I haven't seen much of my grandchildren since before the holidays began, between both my son and daughter in law returning to work, business, and then a prolonged illness.

But after 10 days of antibiotics and with the threat of our first winter storm on the horizon, I invited myself over, together with Chinese takeout for dinner. Oh, I always have such fun.

Isaiah is now four months old. He smiled widely and rewarded Grandma with happy grins as we bounced and rocked and talked. He has turned into a blue eyed, medium brown haired baby, but he's going to be a lady killer, that one.

Jordan will only allow me so much time with her brother before she decides she wants Grandma's attention. So we spent most of the time in our special games. She had me open a special Bingo game I bought in Texas, and made much ado over the pretty cards that came with the game.

In daycare for the first time, she is discovering the need to use the language she's been accumulating for two years. So she kept insisting what sounded like "ill," possibly "bill," and pointing down the hall. Her Mom said "I don't know what she's saying."

I ran through the possible single syllable words rhyming with "ill." (Try it, bill and dill and drill all the way to will. There are a lot.) Shelley's eyes lit up with "bill." "She's saying Belle. She wants her pull up pants that have Belle from Beauty and the Beast on them, but she has to use up her Dora pull ups first."

Jordan confirmed that guess for us when she brought me her glass that had a picture of Tinkerbell on it and insisted, "Bell."

We read, we played peek a boo, she showed me her favorite toys (a baby doll stroller; the trunk compartment in her tricycle).

In fact, Jordan seems to enjoy Grandma time as much as Grandma enjoys Jordan time.

That bingo game? She packed it in her diaper bag, ready for her next adventure.

Sunday, January 2, 2011

Happy New Year!

Wow! For yet a second year the holidays slid past me. Last year I was snowed in (hot dogs and chocolate cookies for Christmas dinner!). This year I was "sicked" in, losing my voice altogether on Christmas day and still sounding worse than a croaking frog three weeks into a bad cold and after one week of antibiotics.

Yet, you know, that's okay. If I have learned anything through these non-traditional Christmases, it's that Christmas is about Christ, the reality of His presence in my life. And that doesn't need fancy food and even good health to celebrate.

But I am glad to be on the mend and look forward to the new year with great anticipation.
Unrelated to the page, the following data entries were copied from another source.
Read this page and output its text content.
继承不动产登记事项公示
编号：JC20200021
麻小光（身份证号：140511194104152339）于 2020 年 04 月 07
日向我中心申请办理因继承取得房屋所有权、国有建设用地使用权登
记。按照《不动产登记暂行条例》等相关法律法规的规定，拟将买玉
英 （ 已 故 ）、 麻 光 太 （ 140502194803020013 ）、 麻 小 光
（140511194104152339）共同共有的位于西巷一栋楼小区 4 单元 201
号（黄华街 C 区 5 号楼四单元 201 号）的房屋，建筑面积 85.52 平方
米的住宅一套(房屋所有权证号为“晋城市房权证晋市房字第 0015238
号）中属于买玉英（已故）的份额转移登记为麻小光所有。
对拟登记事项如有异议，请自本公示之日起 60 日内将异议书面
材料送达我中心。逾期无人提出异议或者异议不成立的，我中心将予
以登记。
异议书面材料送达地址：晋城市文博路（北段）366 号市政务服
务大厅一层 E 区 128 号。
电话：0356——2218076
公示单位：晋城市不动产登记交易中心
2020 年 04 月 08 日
Our church has asked us to make a commitment to read through the Bible this year. Right away the second verse in Proverbs grabbed my attention: "for attaining wisdom and discipline; for understanding words of insight; for acquiring a disciplined and prudent life, doing what is right and just and fair."

Wow, if there's anything I need this year, it's to acquire more discipline.

So join me on this journey of discovery, as I seek for daily nuggets of guidance for practicing discipline!